The study carried out by Majke et al, in which they consider that the first step for proper management of diastasis recti is physical therapy. The second treatment option should be surgery, open or laparoscopic, both with high success rates. The surgical approach includes different plication techniques. Recurrence and complication are low, with improvement in lumbar pain, urinary incontinence and quality of life . Another study conducted by Salvatore et al analyzed the evolution of 172 patients who underwent preaponeurotic endoscopic repair between August 2017 and December 2019. One hundred twenty-four patients were followed up for at least one year. Sixty-three patients responded to a satisfaction and quality of life survey 12 months after surgery. It was concluded that endoscopic repair is safe and effective for the treatment of diastasis recti . We consider the implemented methodology to be a strength, with respect to the literature search, selection of relevant articles, quality assessment and data extraction. Therefore, we could conclude that the endoscopic approach for the repair of diastasis recti is a good alternative to surgical treatment, and thus improves the quality of life of patients.
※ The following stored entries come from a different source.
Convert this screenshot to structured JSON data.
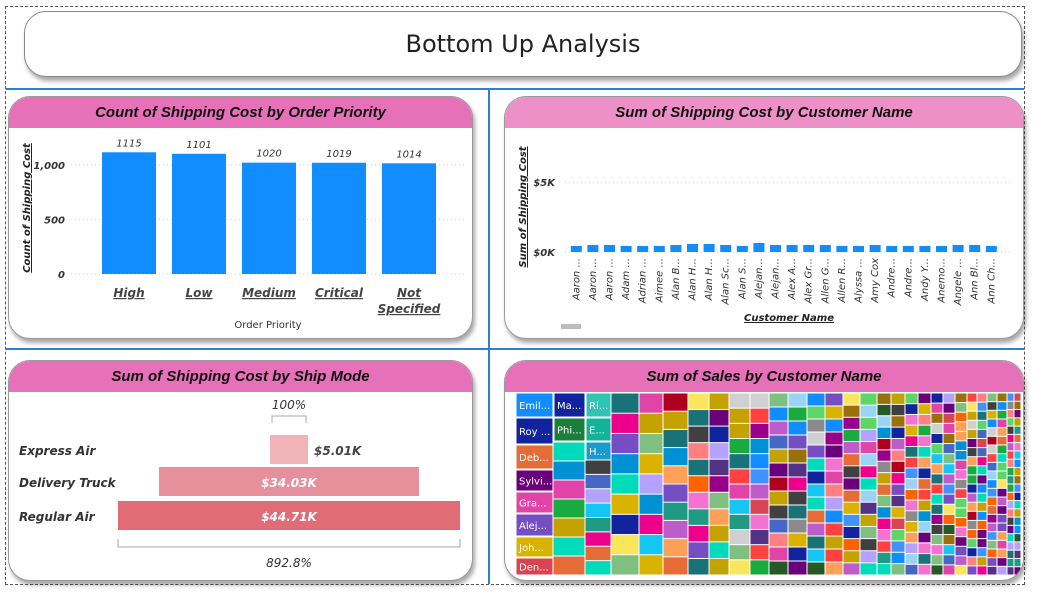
{
  "page": {
    "title": "Bottom Up Analysis"
  },
  "priority_chart": {
    "title": "Count of Shipping Cost by Order Priority",
    "xlabel": "Order Priority",
    "ylabel": "Count of Shipping Cost",
    "yticks": [
      "0",
      "500",
      "1,000"
    ],
    "categories": [
      "High",
      "Low",
      "Medium",
      "Critical",
      "Not Specified"
    ],
    "values": [
      1115,
      1101,
      1020,
      1019,
      1014
    ],
    "value_labels": [
      "1115",
      "1101",
      "1020",
      "1019",
      "1014"
    ],
    "color": "#118dff"
  },
  "customer_chart": {
    "title": "Sum of Shipping Cost by Customer Name",
    "xlabel": "Customer Name",
    "ylabel": "Sum of Shipping Cost",
    "yticks": [
      "$0K",
      "$5K"
    ],
    "color": "#118dff",
    "categories": [
      "Aaron ...",
      "Aaron ...",
      "Aaron ...",
      "Adam ...",
      "Adrian ...",
      "Aimee ...",
      "Alan B...",
      "Alan H...",
      "Alan H...",
      "Alan Sc...",
      "Alan S...",
      "Alejan...",
      "Alejan...",
      "Alex A...",
      "Alex Gr...",
      "Allen G...",
      "Allen R...",
      "Alyssa ...",
      "Amy Cox",
      "Andre...",
      "Andre...",
      "Andy Y...",
      "Anemo...",
      "Angele ...",
      "Ann Bl...",
      "Ann Ch..."
    ]
  },
  "shipmode_chart": {
    "title": "Sum of Shipping Cost by Ship Mode",
    "categories": [
      "Express Air",
      "Delivery Truck",
      "Regular Air"
    ],
    "value_labels": [
      "$5.01K",
      "$34.03K",
      "$44.71K"
    ],
    "top_label": "100%",
    "bottom_label": "892.8%",
    "colors": [
      "#f0b4b8",
      "#e5909a",
      "#e06c78"
    ]
  },
  "sales_treemap": {
    "title": "Sum of Sales by Customer Name",
    "labels": [
      "Emil...",
      "Ma...",
      "Ri...",
      "Roy ...",
      "Phi...",
      "E...",
      "H...",
      "Deb...",
      "Sylvi...",
      "Gra...",
      "Alej...",
      "Joh...",
      "Den..."
    ]
  }
}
Diastasis recti is an increase in the distance between the rectus abdominis muscles in the midline caused by weakness in the anterior abdominal wall. Most experts agree that there is weakness, thinning, and widening of the linea alba and associated abdominal muscle weakness. Currently there are different therapeutic approaches for diastasis recti, among which we can highlight physiotherapy, in which the doctor can start the treatment of diastasis recti by referring the patient to a physiotherapist for conservative treatment. The other approach is surgical, which can be open surgery, laparoscopic surgery, and robot-assisted surgery. The preaponeurotic endoscopic repair allows us to resolve the parietal defect with the placement of a reinforcement supraaponeurotic prosthesis, which will reduce recurrence, increasing plastic safety, without entering the abdominal cavity, with good aesthetic and functional results.